Today, Univision Noticias and Columbia Journalism School published the results of four months of investigation which resulted in a major multi-media presentation titled Vacations In No Man’s Seas – "The billion-dollar cruise industry operates under the laws of the tax havens where it operates, making it one of the least regulated industries in the United States."
The project is the result of the work of an alliance of journalists and students who tracked some 411 cruise ships around the world. The introduction to the project explains that "a team of reporters, graphic artists and video journalists from Univision News was in charge of analyzing and visualizing the data from Columbia University. They complemented the reporting and personal research with input from industry and legislative sources, as well as lawyers, cruise ship workers and passengers, all of whom tell their stories in this interactive article."
There are five chapters published in the presentation:
Chapter 1: Cruising, A Trip Far From U.S. Law (by Ronny Rojas & Maye Primera) – "Three U.S. companies control 80 percent of the global cruising market.
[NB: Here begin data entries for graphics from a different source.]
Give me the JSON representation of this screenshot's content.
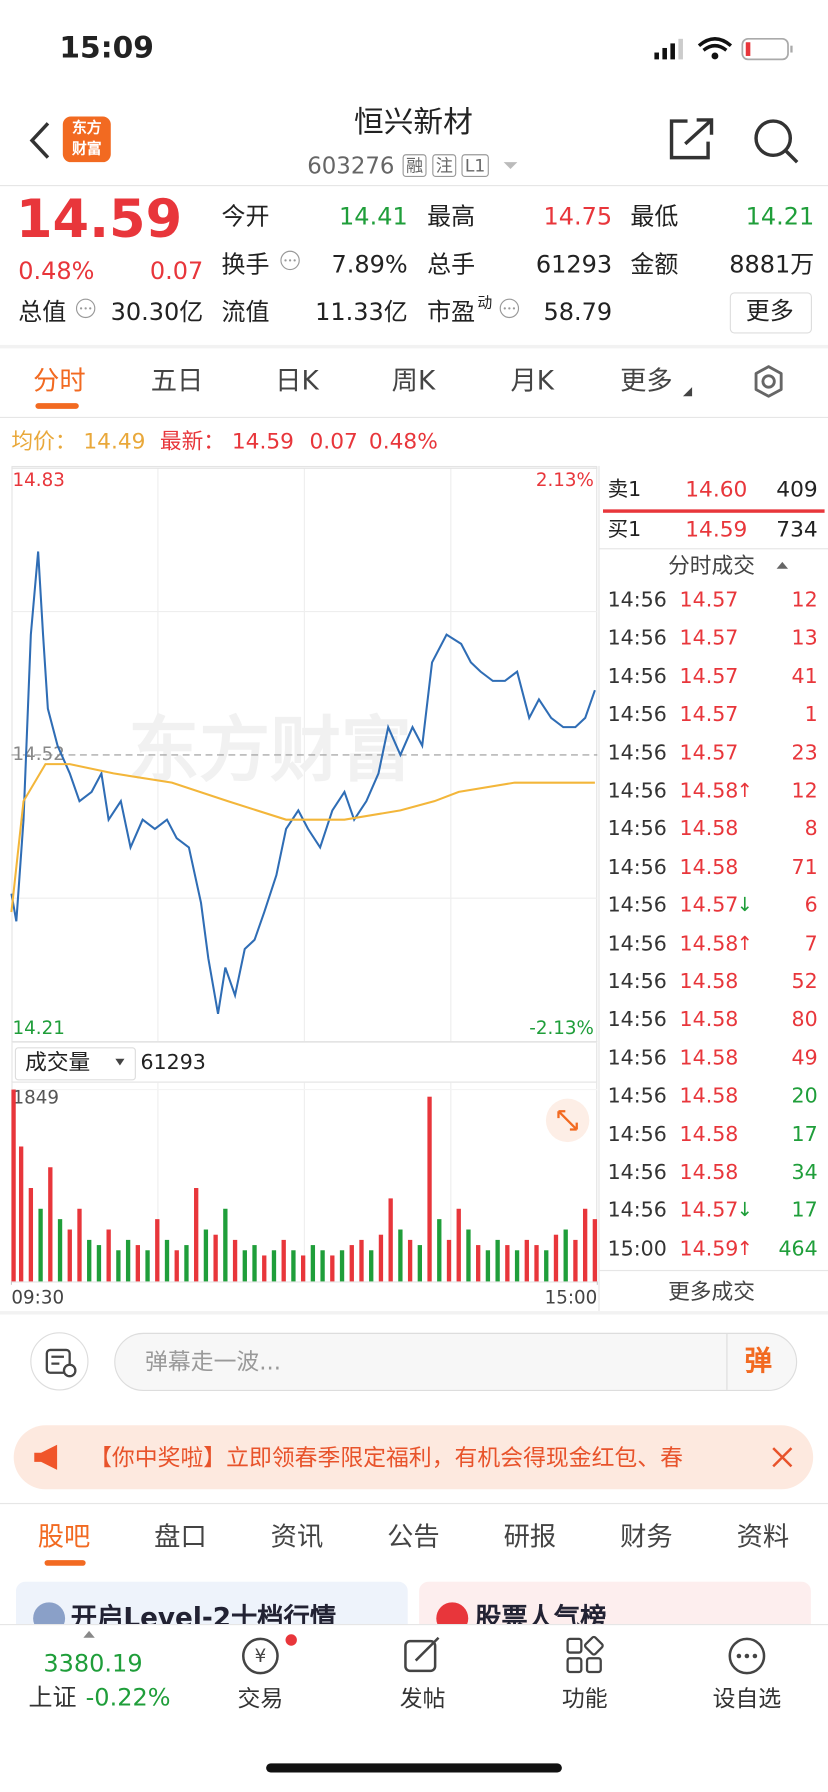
{
  "status_bar": {
    "time": "15:09"
  },
  "header": {
    "logo": [
      "东方",
      "财富"
    ],
    "title": "恒兴新材",
    "code": "603276",
    "badges": [
      "融",
      "注",
      "L1"
    ]
  },
  "quote": {
    "price": "14.59",
    "change_pct": "0.48%",
    "change": "0.07",
    "fields": [
      {
        "label": "今开",
        "value": "14.41"
      },
      {
        "label": "最高",
        "value": "14.75"
      },
      {
        "label": "最低",
        "value": "14.21"
      },
      {
        "label": "换手",
        "value": "7.89%"
      },
      {
        "label": "总手",
        "value": "61293"
      },
      {
        "label": "金额",
        "value": "8881万"
      },
      {
        "label": "总值",
        "value": "30.30亿"
      },
      {
        "label": "流值",
        "value": "11.33亿"
      },
      {
        "label": "市盈",
        "label_sup": "动",
        "value": "58.79"
      }
    ],
    "more": "更多"
  },
  "tabs": [
    "分时",
    "五日",
    "日K",
    "周K",
    "月K",
    "更多"
  ],
  "summary": {
    "avg_label": "均价：",
    "avg": "14.49",
    "last_label": "最新：",
    "last": "14.59",
    "change": "0.07",
    "change_pct": "0.48%"
  },
  "watermark": "东方财富",
  "chart_data": [
    {
      "type": "line",
      "x": [
        0,
        2,
        5,
        8,
        11,
        13,
        15,
        19,
        24,
        28,
        33,
        37,
        40,
        45,
        49,
        54,
        59,
        64,
        68,
        73,
        78,
        81,
        85,
        88,
        92,
        96,
        100,
        104,
        109,
        113,
        118,
        122,
        127,
        132,
        137,
        141,
        146,
        151,
        155,
        160,
        165,
        169,
        173,
        179,
        185,
        189,
        193,
        198,
        203,
        208,
        213,
        217,
        222,
        227,
        232,
        236,
        240
      ],
      "series": [
        {
          "color": "#2f6db5",
          "values": [
            14.37,
            14.34,
            14.45,
            14.65,
            14.74,
            14.65,
            14.57,
            14.53,
            14.5,
            14.47,
            14.48,
            14.5,
            14.45,
            14.47,
            14.42,
            14.45,
            14.44,
            14.45,
            14.43,
            14.42,
            14.36,
            14.3,
            14.24,
            14.29,
            14.26,
            14.31,
            14.32,
            14.35,
            14.39,
            14.44,
            14.46,
            14.44,
            14.42,
            14.46,
            14.48,
            14.45,
            14.47,
            14.5,
            14.55,
            14.52,
            14.55,
            14.53,
            14.62,
            14.65,
            14.64,
            14.62,
            14.61,
            14.6,
            14.6,
            14.61,
            14.56,
            14.58,
            14.56,
            14.55,
            14.55,
            14.56,
            14.59
          ]
        },
        {
          "color": "#f3b63a",
          "x": [
            0,
            5,
            14,
            24,
            42,
            66,
            89,
            113,
            137,
            160,
            174,
            184,
            207,
            240
          ],
          "values": [
            14.35,
            14.47,
            14.51,
            14.51,
            14.5,
            14.49,
            14.47,
            14.45,
            14.45,
            14.46,
            14.47,
            14.48,
            14.49,
            14.49
          ]
        }
      ],
      "xlim": [
        0,
        241
      ],
      "ylim": [
        14.21,
        14.83
      ],
      "yticks": [
        14.21,
        14.52,
        14.83
      ],
      "y2lim": [
        -2.13,
        2.13
      ],
      "y2ticks": [
        {
          "value": -2.13,
          "label": "-2.13%"
        },
        {
          "value": 2.13,
          "label": "2.13%"
        }
      ]
    },
    {
      "type": "bar",
      "title": "成交量",
      "total": "61293",
      "x": [
        0,
        4,
        8,
        12,
        16,
        20,
        24,
        28,
        32,
        36,
        40,
        44,
        48,
        52,
        56,
        60,
        64,
        68,
        72,
        76,
        80,
        84,
        88,
        92,
        96,
        100,
        104,
        108,
        112,
        116,
        120,
        124,
        128,
        132,
        136,
        140,
        144,
        148,
        152,
        156,
        160,
        164,
        168,
        172,
        176,
        180,
        184,
        188,
        192,
        196,
        200,
        204,
        208,
        212,
        216,
        220,
        224,
        228,
        232,
        236,
        240
      ],
      "values": [
        1849,
        1300,
        900,
        700,
        1100,
        600,
        500,
        700,
        400,
        350,
        500,
        300,
        400,
        350,
        300,
        600,
        400,
        300,
        350,
        900,
        500,
        450,
        700,
        400,
        300,
        350,
        250,
        300,
        400,
        300,
        250,
        350,
        300,
        250,
        300,
        350,
        400,
        300,
        450,
        800,
        500,
        400,
        350,
        1780,
        600,
        400,
        700,
        500,
        350,
        300,
        400,
        350,
        300,
        400,
        350,
        300,
        450,
        500,
        400,
        700,
        600
      ],
      "up": [
        1,
        1,
        1,
        0,
        1,
        0,
        1,
        1,
        0,
        0,
        1,
        0,
        0,
        1,
        0,
        1,
        0,
        1,
        0,
        1,
        0,
        1,
        0,
        1,
        0,
        0,
        1,
        0,
        1,
        0,
        1,
        0,
        0,
        1,
        0,
        1,
        1,
        0,
        1,
        1,
        0,
        1,
        0,
        1,
        0,
        1,
        1,
        0,
        1,
        0,
        0,
        1,
        0,
        1,
        1,
        0,
        1,
        0,
        1,
        1,
        1
      ],
      "xlim": [
        0,
        241
      ],
      "ylim": [
        0,
        1849
      ],
      "yticks": [
        1849
      ],
      "xticks": [
        {
          "value": 0,
          "label": "09:30"
        },
        {
          "value": 241,
          "label": "15:00"
        }
      ]
    }
  ],
  "order_book": {
    "sell": {
      "label": "卖1",
      "price": "14.60",
      "volume": "409"
    },
    "buy": {
      "label": "买1",
      "price": "14.59",
      "volume": "734"
    }
  },
  "trades": {
    "title": "分时成交",
    "more": "更多成交",
    "rows": [
      {
        "time": "14:56",
        "price": "14.57",
        "volume": "12",
        "color": "red"
      },
      {
        "time": "14:56",
        "price": "14.57",
        "volume": "13",
        "color": "red"
      },
      {
        "time": "14:56",
        "price": "14.57",
        "volume": "41",
        "color": "red"
      },
      {
        "time": "14:56",
        "price": "14.57",
        "volume": "1",
        "color": "red"
      },
      {
        "time": "14:56",
        "price": "14.57",
        "volume": "23",
        "color": "red"
      },
      {
        "time": "14:56",
        "price": "14.58",
        "arrow": "↑",
        "volume": "12",
        "color": "red"
      },
      {
        "time": "14:56",
        "price": "14.58",
        "volume": "8",
        "color": "red"
      },
      {
        "time": "14:56",
        "price": "14.58",
        "volume": "71",
        "color": "red"
      },
      {
        "time": "14:56",
        "price": "14.57",
        "arrow": "↓",
        "volume": "6",
        "color": "red"
      },
      {
        "time": "14:56",
        "price": "14.58",
        "arrow": "↑",
        "volume": "7",
        "color": "red"
      },
      {
        "time": "14:56",
        "price": "14.58",
        "volume": "52",
        "color": "red"
      },
      {
        "time": "14:56",
        "price": "14.58",
        "volume": "80",
        "color": "red"
      },
      {
        "time": "14:56",
        "price": "14.58",
        "volume": "49",
        "color": "red"
      },
      {
        "time": "14:56",
        "price": "14.58",
        "volume": "20",
        "color": "green"
      },
      {
        "time": "14:56",
        "price": "14.58",
        "volume": "17",
        "color": "green"
      },
      {
        "time": "14:56",
        "price": "14.58",
        "volume": "34",
        "color": "green"
      },
      {
        "time": "14:56",
        "price": "14.57",
        "arrow": "↓",
        "volume": "17",
        "color": "green"
      },
      {
        "time": "15:00",
        "price": "14.59",
        "arrow": "↑",
        "volume": "464",
        "color": "green"
      }
    ]
  },
  "danmaku": {
    "placeholder": "弹幕走一波...",
    "button": "弹"
  },
  "banner": {
    "text": "【你中奖啦】立即领春季限定福利，有机会得现金红包、春"
  },
  "section_tabs": [
    "股吧",
    "盘口",
    "资讯",
    "公告",
    "研报",
    "财务",
    "资料"
  ],
  "cards": [
    "开启Level-2十档行情",
    "股票人气榜"
  ],
  "bottom_nav": {
    "index": {
      "value": "3380.19",
      "name": "上证",
      "change": "-0.22%"
    },
    "items": [
      "交易",
      "发帖",
      "功能",
      "设自选"
    ]
  }
}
Their ships carry up to 18 million passengers per year around the world, under the legal jurisdiction of the tax havens where they are officially registered."
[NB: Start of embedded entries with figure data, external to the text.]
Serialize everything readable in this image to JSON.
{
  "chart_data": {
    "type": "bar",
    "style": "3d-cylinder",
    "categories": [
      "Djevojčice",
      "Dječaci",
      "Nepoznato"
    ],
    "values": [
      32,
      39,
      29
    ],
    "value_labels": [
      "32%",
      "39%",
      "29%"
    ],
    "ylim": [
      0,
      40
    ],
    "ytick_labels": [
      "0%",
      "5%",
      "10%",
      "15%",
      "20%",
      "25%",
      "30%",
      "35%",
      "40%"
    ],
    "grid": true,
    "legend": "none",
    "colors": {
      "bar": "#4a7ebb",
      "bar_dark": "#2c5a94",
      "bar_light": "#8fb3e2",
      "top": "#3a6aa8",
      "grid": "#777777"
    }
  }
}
Chapter 2: Crimes On Board: Investigation That Sink (by Patricia Clarembaux) – "Ships are cities with no police or 911 emergency hotlines. When a crime occurs, it’s the crew members who investigate and draw up the only available statistics."
Chapter 3: Sweatshops On The High Seas (by Damia S. Bonmati) – "Cruise ship employees work over 70 hours a week, with no rest days or paid vacations. If they suffer any mishaps, they are not protected under the United States justice system."
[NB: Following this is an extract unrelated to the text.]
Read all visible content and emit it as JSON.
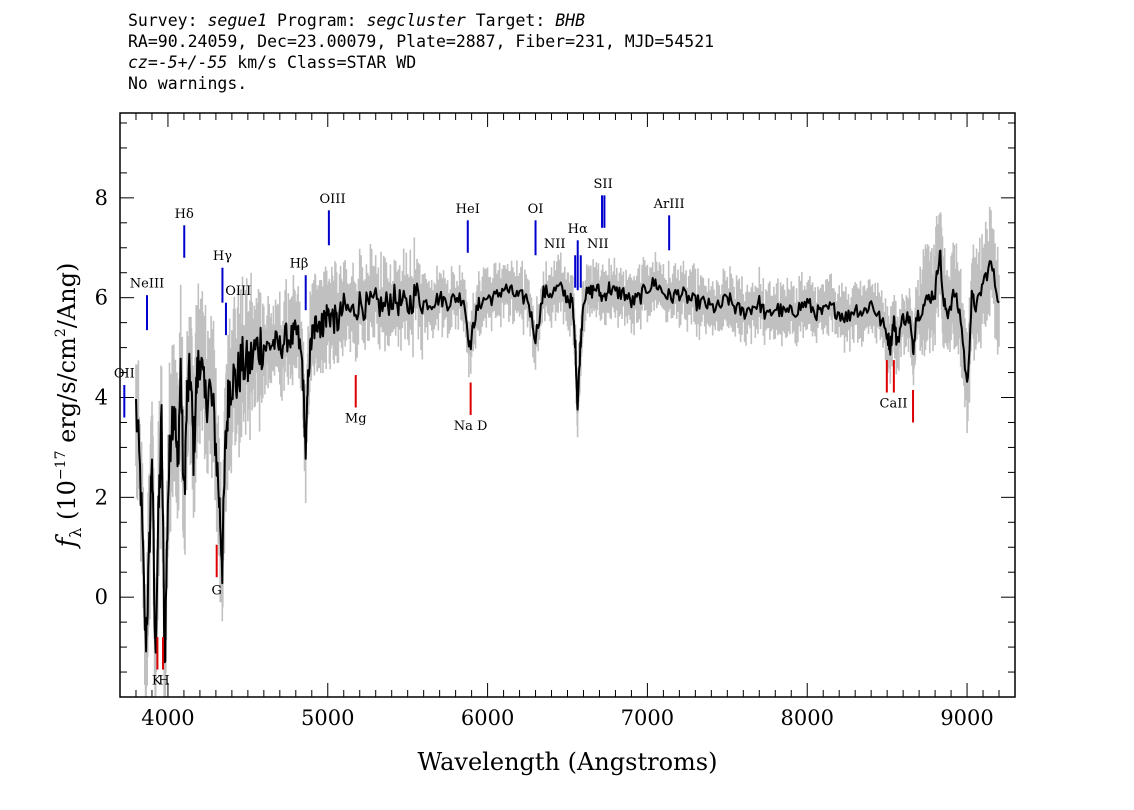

Chapter 4: Floating Cities With Less Regulations Than a Warship (by Alejandra Vargas M.) – "It’s estimated that a cruise passenger requires about 8.4 gallons of water a day, which then must be discarded because it’s contaminated by human waste."
Chapter 5: From Cruise Industry Investigation To To Executives (by Damia S. Bonmati) -c"The cruise industry has spent over $30 million in the last decade to influence lawmakers in Washington, particularly in fiscal and environmental matters. And high-ranking FBI and Coast Guard agents frequently ended up working for the industry they started out investigating."
This is a well documented presentation from a team of professionals, in a format not unlike the Panama Papers.